L’intelligenza artificiale generativa sta già trasformando il mondo del lavoro, ma non in modo neutrale. Secondo un recente rapporto dell’International Labour Organization, l’impatto della GenAI rischia di accentuare le disuguaglianze di genere se non adeguatamente governato. 

Il punto critico è la persistente segregazione occupazionale: le donne sono ancora fortemente concentrate in mansioni amministrative e di supporto, più esposte all’automazione perché basate su attività ripetitive e standardizzabili. Al contrario, nei settori a prevalenza maschile la GenAI tende più spesso a integrare le competenze esistenti, aumentando la produttività anziché sostituire il lavoro. 

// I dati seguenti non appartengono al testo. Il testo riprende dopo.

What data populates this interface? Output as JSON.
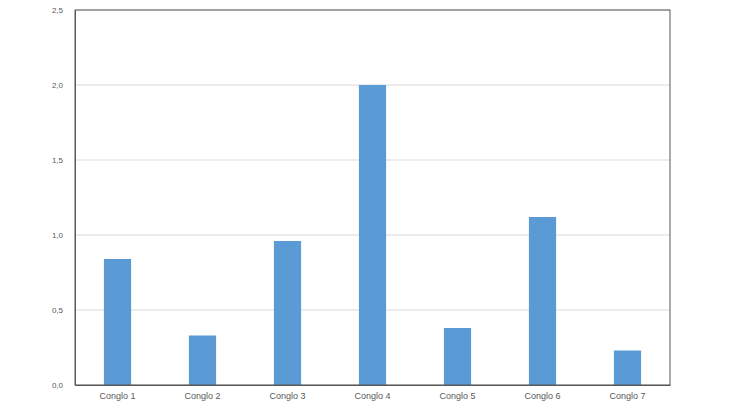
{
  "chart_data": {
    "type": "bar",
    "categories": [
      "Conglo 1",
      "Conglo 2",
      "Conglo 3",
      "Conglo 4",
      "Conglo 5",
      "Conglo 6",
      "Conglo 7"
    ],
    "values": [
      0.84,
      0.33,
      0.96,
      2.0,
      0.38,
      1.12,
      0.23
    ],
    "color": "#5b9bd5",
    "ylim": [
      0,
      2.5
    ],
    "yticks": [
      {
        "value": 0,
        "label": "0,0"
      },
      {
        "value": 0.5,
        "label": "0,5"
      },
      {
        "value": 1,
        "label": "1,0"
      },
      {
        "value": 1.5,
        "label": "1,5"
      },
      {
        "value": 2,
        "label": "2,0"
      },
      {
        "value": 2.5,
        "label": "2,5"
      }
    ],
    "grid": true
  }
}
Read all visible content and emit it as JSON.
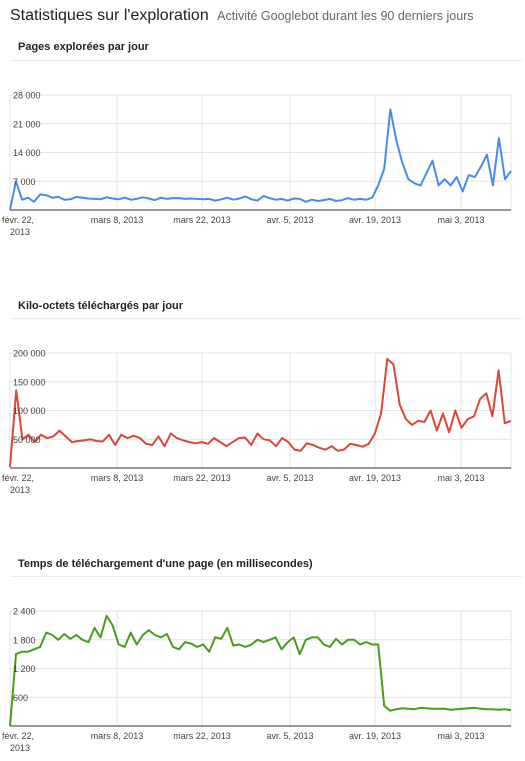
{
  "header": {
    "title": "Statistiques sur l'exploration",
    "subtitle": "Activité Googlebot durant les 90 derniers jours"
  },
  "chart_data": [
    {
      "type": "line",
      "title": "Pages explorées par jour",
      "color": "#4a8bea",
      "ylim": [
        0,
        28000
      ],
      "y_ticks": [
        7000,
        14000,
        21000,
        28000
      ],
      "y_tick_labels": [
        "7 000",
        "14 000",
        "21 000",
        "28 000"
      ],
      "x_ticks": [
        {
          "label": "févr. 22,",
          "label2": "2013"
        },
        {
          "label": "mars 8, 2013"
        },
        {
          "label": "mars 22, 2013"
        },
        {
          "label": "avr. 5, 2013"
        },
        {
          "label": "avr. 19, 2013"
        },
        {
          "label": "mai 3, 2013"
        }
      ],
      "grid": true,
      "values": [
        100,
        7000,
        2500,
        3000,
        2000,
        3800,
        3600,
        3000,
        3200,
        2500,
        2600,
        3200,
        3000,
        2800,
        2700,
        2600,
        3100,
        2800,
        2600,
        3000,
        2500,
        2700,
        3100,
        2800,
        2400,
        3000,
        2700,
        2900,
        2900,
        2700,
        2800,
        2700,
        2600,
        2700,
        2300,
        2600,
        3000,
        2500,
        2800,
        3300,
        2600,
        2300,
        3400,
        2900,
        2500,
        2700,
        2300,
        2800,
        2700,
        2000,
        2500,
        2200,
        2400,
        2700,
        2200,
        2400,
        2900,
        2500,
        2700,
        2500,
        3000,
        6000,
        10000,
        24500,
        17000,
        11500,
        7500,
        6500,
        6000,
        9000,
        12000,
        6000,
        7500,
        6000,
        8000,
        4500,
        8500,
        8000,
        10500,
        13500,
        6000,
        17500,
        7500,
        9500
      ]
    },
    {
      "type": "line",
      "title": "Kilo-octets téléchargés par jour",
      "color": "#d9483b",
      "ylim": [
        0,
        200000
      ],
      "y_ticks": [
        50000,
        100000,
        150000,
        200000
      ],
      "y_tick_labels": [
        "50 000",
        "100 000",
        "150 000",
        "200 000"
      ],
      "x_ticks": [
        {
          "label": "févr. 22,",
          "label2": "2013"
        },
        {
          "label": "mars 8, 2013"
        },
        {
          "label": "mars 22, 2013"
        },
        {
          "label": "avr. 5, 2013"
        },
        {
          "label": "avr. 19, 2013"
        },
        {
          "label": "mai 3, 2013"
        }
      ],
      "grid": true,
      "values": [
        2000,
        135000,
        50000,
        58000,
        45000,
        58000,
        52000,
        55000,
        65000,
        55000,
        45000,
        47000,
        48000,
        50000,
        47000,
        46000,
        58000,
        40000,
        58000,
        52000,
        56000,
        52000,
        42000,
        40000,
        55000,
        38000,
        60000,
        52000,
        48000,
        45000,
        43000,
        45000,
        42000,
        52000,
        45000,
        38000,
        45000,
        52000,
        53000,
        40000,
        60000,
        50000,
        48000,
        38000,
        52000,
        45000,
        32000,
        30000,
        43000,
        40000,
        35000,
        32000,
        38000,
        30000,
        32000,
        42000,
        40000,
        37000,
        42000,
        60000,
        95000,
        190000,
        180000,
        110000,
        85000,
        75000,
        82000,
        80000,
        100000,
        65000,
        95000,
        62000,
        100000,
        70000,
        85000,
        90000,
        120000,
        130000,
        90000,
        170000,
        78000,
        82000
      ]
    },
    {
      "type": "line",
      "title": "Temps de téléchargement d'une page (en millisecondes)",
      "color": "#4d9a1d",
      "ylim": [
        0,
        2400
      ],
      "y_ticks": [
        600,
        1200,
        1800,
        2400
      ],
      "y_tick_labels": [
        "600",
        "1 200",
        "1 800",
        "2 400"
      ],
      "x_ticks": [
        {
          "label": "févr. 22,",
          "label2": "2013"
        },
        {
          "label": "mars 8, 2013"
        },
        {
          "label": "mars 22, 2013"
        },
        {
          "label": "avr. 5, 2013"
        },
        {
          "label": "avr. 19, 2013"
        },
        {
          "label": "mai 3, 2013"
        }
      ],
      "grid": true,
      "values": [
        0,
        1500,
        1550,
        1550,
        1600,
        1650,
        1950,
        1900,
        1800,
        1920,
        1820,
        1900,
        1800,
        1750,
        2050,
        1850,
        2300,
        2100,
        1700,
        1650,
        1950,
        1700,
        1900,
        2000,
        1900,
        1850,
        1920,
        1650,
        1600,
        1750,
        1720,
        1650,
        1700,
        1550,
        1850,
        1820,
        2050,
        1680,
        1700,
        1650,
        1700,
        1800,
        1750,
        1800,
        1850,
        1600,
        1750,
        1850,
        1500,
        1800,
        1850,
        1850,
        1700,
        1650,
        1820,
        1700,
        1800,
        1800,
        1700,
        1750,
        1700,
        1700,
        420,
        320,
        350,
        370,
        360,
        350,
        380,
        370,
        360,
        360,
        360,
        340,
        350,
        360,
        370,
        380,
        360,
        350,
        350,
        340,
        350,
        330
      ]
    }
  ]
}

A questo si aggiunge la sottorappresentazione femminile nei settori tecnologici e nei luoghi decisionali, che limita la possibilità di incidere sullo sviluppo e sull’utilizzo delle nuove tecnologie. Il rischio è che l’innovazione rafforzi divari già esistenti. 

In questo scenario, la contrattazione collettiva assume un ruolo chiave. Può orientare l’adozione della GenAI in modo equo, definendo regole sull’uso delle tecnologie, garantendo trasparenza algoritmica, prevenendo discriminazioni e promuovendo percorsi di formazione e riqualificazione, soprattutto per le lavoratrici più esposte. 

La GenAI può rappresentare un’opportunità o un fattore di ulteriore disuguaglianza: la differenza dipenderà dalla capacità delle istituzioni e delle parti sociali di governare il cambiamento, mettendo al centro il lavoro e la parità di genere.